At the Dec. 16 briefing, held in the Eisenhower Executive Office Building the day of CatholicVote’s hotel reception, acting White House chief of staff Mick Mulvaney and attendees discussed legislation introduced by House Republicans earlier in December. Called the Fairness for All Act, the bill attempts to balance LGBTQ protections with concerns of conservative religious leaders, according to the Catholic Telegraph.

LGBTQ advocates oppose the legislation, and some take issue with the business that conservative religious groups are booking at Trump’s hotel.

“The reality is Catholic voters overwhelmingly support full non-discrimination protections for LGBTQ people,” Alphonso David, president of the Human Rights Campaign, a national group headquartered in the District that advocates for LGTBQ rights, said in a statement.

David called CatholicVote’s booking of the Trump hotel shameful and said “the fact that this corrupt back channel exists in the first place is the deeper problem.”

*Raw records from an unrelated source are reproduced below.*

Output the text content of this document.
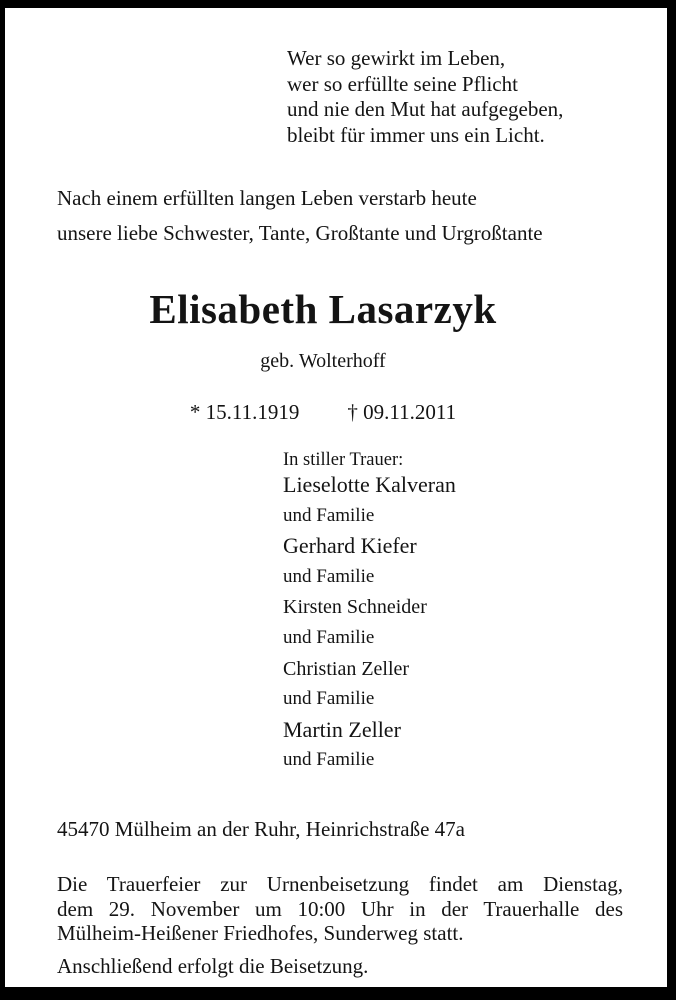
Wer so gewirkt im Leben,
wer so erfüllte seine Pflicht
und nie den Mut hat aufgegeben,
bleibt für immer uns ein Licht.
Nach einem erfüllten langen Leben verstarb heute
unsere liebe Schwester, Tante, Großtante und Urgroßtante
Elisabeth Lasarzyk
geb. Wolterhoff
* 15.11.1919 † 09.11.2011
In stiller Trauer:
Lieselotte Kalveran
und Familie
Gerhard Kiefer
und Familie
Kirsten Schneider
und Familie
Christian Zeller
und Familie
Martin Zeller
und Familie
45470 Mülheim an der Ruhr, Heinrichstraße 47a
Die Trauerfeier zur Urnenbeisetzung findet am Dienstag,
dem 29. November um 10:00 Uhr in der Trauerhalle des
Mülheim-Heißener Friedhofes, Sunderweg statt.
Anschließend erfolgt die Beisetzung.
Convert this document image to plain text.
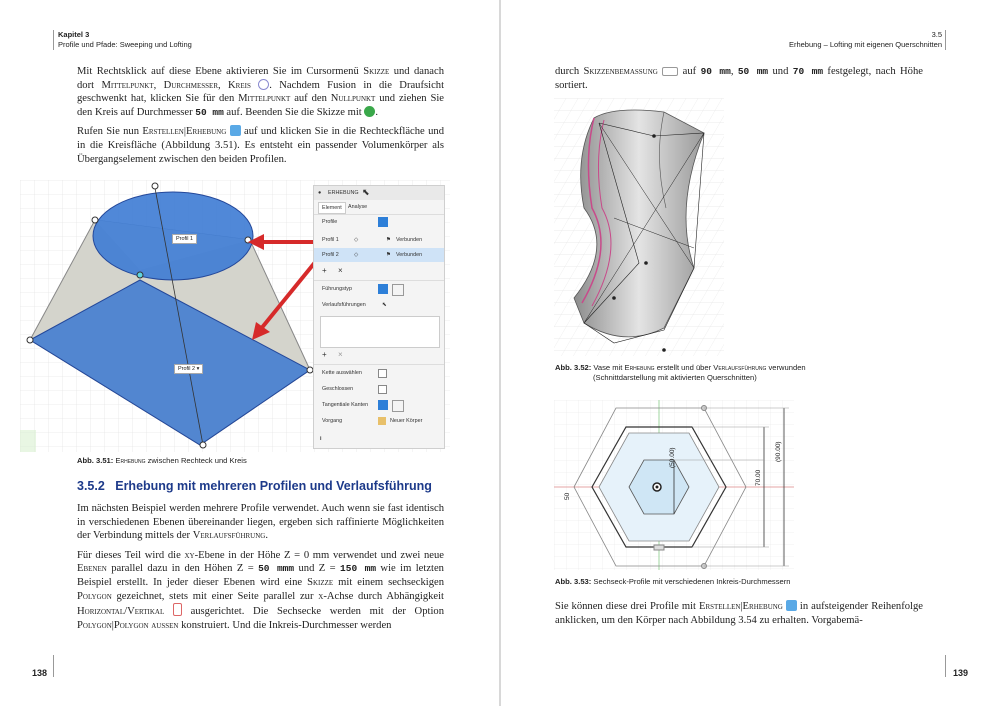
Kapitel 3
Profile und Pfade: Sweeping und Lofting

Mit Rechtsklick auf diese Ebene aktivieren Sie im Cursormenü Skizze und danach dort Mittelpunkt, Durchmesser, Kreis . Nachdem Fusion in die Draufsicht geschwenkt hat, klicken Sie für den Mittelpunkt auf den Nullpunkt und ziehen Sie den Kreis auf Durchmesser 50 mm auf. Beenden Sie die Skizze mit .

Rufen Sie nun Erstellen|Erhebung  auf und klicken Sie in die Rechteckfläche und in die Kreisfläche (Abbildung 3.51). Es entsteht ein passender Volumenkörper als Übergangselement zwischen den beiden Profilen.

Profil 1
Profil 2 ▾
● ERHEBUNG ⬉
Element	Analyse
Profile
Profil 1	◇	⚑ Verbunden
Profil 2	◇	⚑ Verbunden
+ ×
Führungstyp
Verlaufsführungen	⬉
+ ×
Kette auswählen
Geschlossen
Tangentiale Kanten
Vorgang	Neuer Körper
i
Abb. 3.51: Erhebung zwischen Rechteck und Kreis
3.5.2 Erhebung mit mehreren Profilen und Verlaufsführung

Im nächsten Beispiel werden mehrere Profile verwendet. Auch wenn sie fast identisch in verschiedenen Ebenen übereinander liegen, ergeben sich raffinierte Möglichkeiten der Verbindung mittels der Verlaufsführung.

Für dieses Teil wird die xy-Ebene in der Höhe Z = 0 mm verwendet und zwei neue Ebenen parallel dazu in den Höhen Z = 50 mmm und Z = 150 mm wie im letzten Beispiel erstellt. In jeder dieser Ebenen wird eine Skizze mit einem sechseckigen Polygon gezeichnet, stets mit einer Seite parallel zur x-Achse durch Abhängigkeit Horizontal/Vertikal  ausgerichtet. Die Sechsecke werden mit der Option Polygon|Polygon außen konstruiert. Und die Inkreis-Durchmesser werden

138
3.5
Erhebung – Lofting mit eigenen Querschnitten

durch Skizzenbemaßung  auf 90 mm, 50 mm und 70 mm festgelegt, nach Höhe sortiert.

Abb. 3.52: Vase mit Erhebung erstellt und über Verlaufsführung verwunden
(Schnittdarstellung mit aktivierten Querschnitten)
(50.00)
70.00
(90.00)
50
Abb. 3.53: Sechseck-Profile mit verschiedenen Inkreis-Durchmessern

Sie können diese drei Profile mit Erstellen|Erhebung  in aufsteigender Reihenfolge anklicken, um den Körper nach Abbildung 3.54 zu erhalten. Vorgabemä-

139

CatholicVote’s opposition to LGBTQ nondiscrimination protections appears to be out of step with the majority of Catholics. Roughly 7 in 10 American Catholics support laws protecting gay, lesbian, bisexual and transgender people against discrimination, according to 2018 polling from the Public Religion Research Institute.

Critics of Trump have routinely raised concerns about special interest groups currying favor with the administration by spending money at the president’s hotel, which he still owns because he retained his stake in his business when he entered the White House.

The president’s company, now run by his adult sons, Donald Trump Jr. and Eric Trump, is trying to sell its lease to the hotel, which operates in a federally owned building, the Old Post Office Pavilion, on a lease the company signed in 2013. The deadline for bids is Jan. 23.

Last week, House Democrats Peter A. DeFazio of Oregon and Dina Titus of Nevada stepped up the pressure by announcing they plan to hold a Jan. 28 hearing on the General Services Administration’s withholding of documents related to the hotel.

“In addition to discussing GSA’s development and execution of the OPO lease, we will examine GSA’s role in the Trump Organization’s current effort to sell the OPO lease,” the Democrats said in a statement.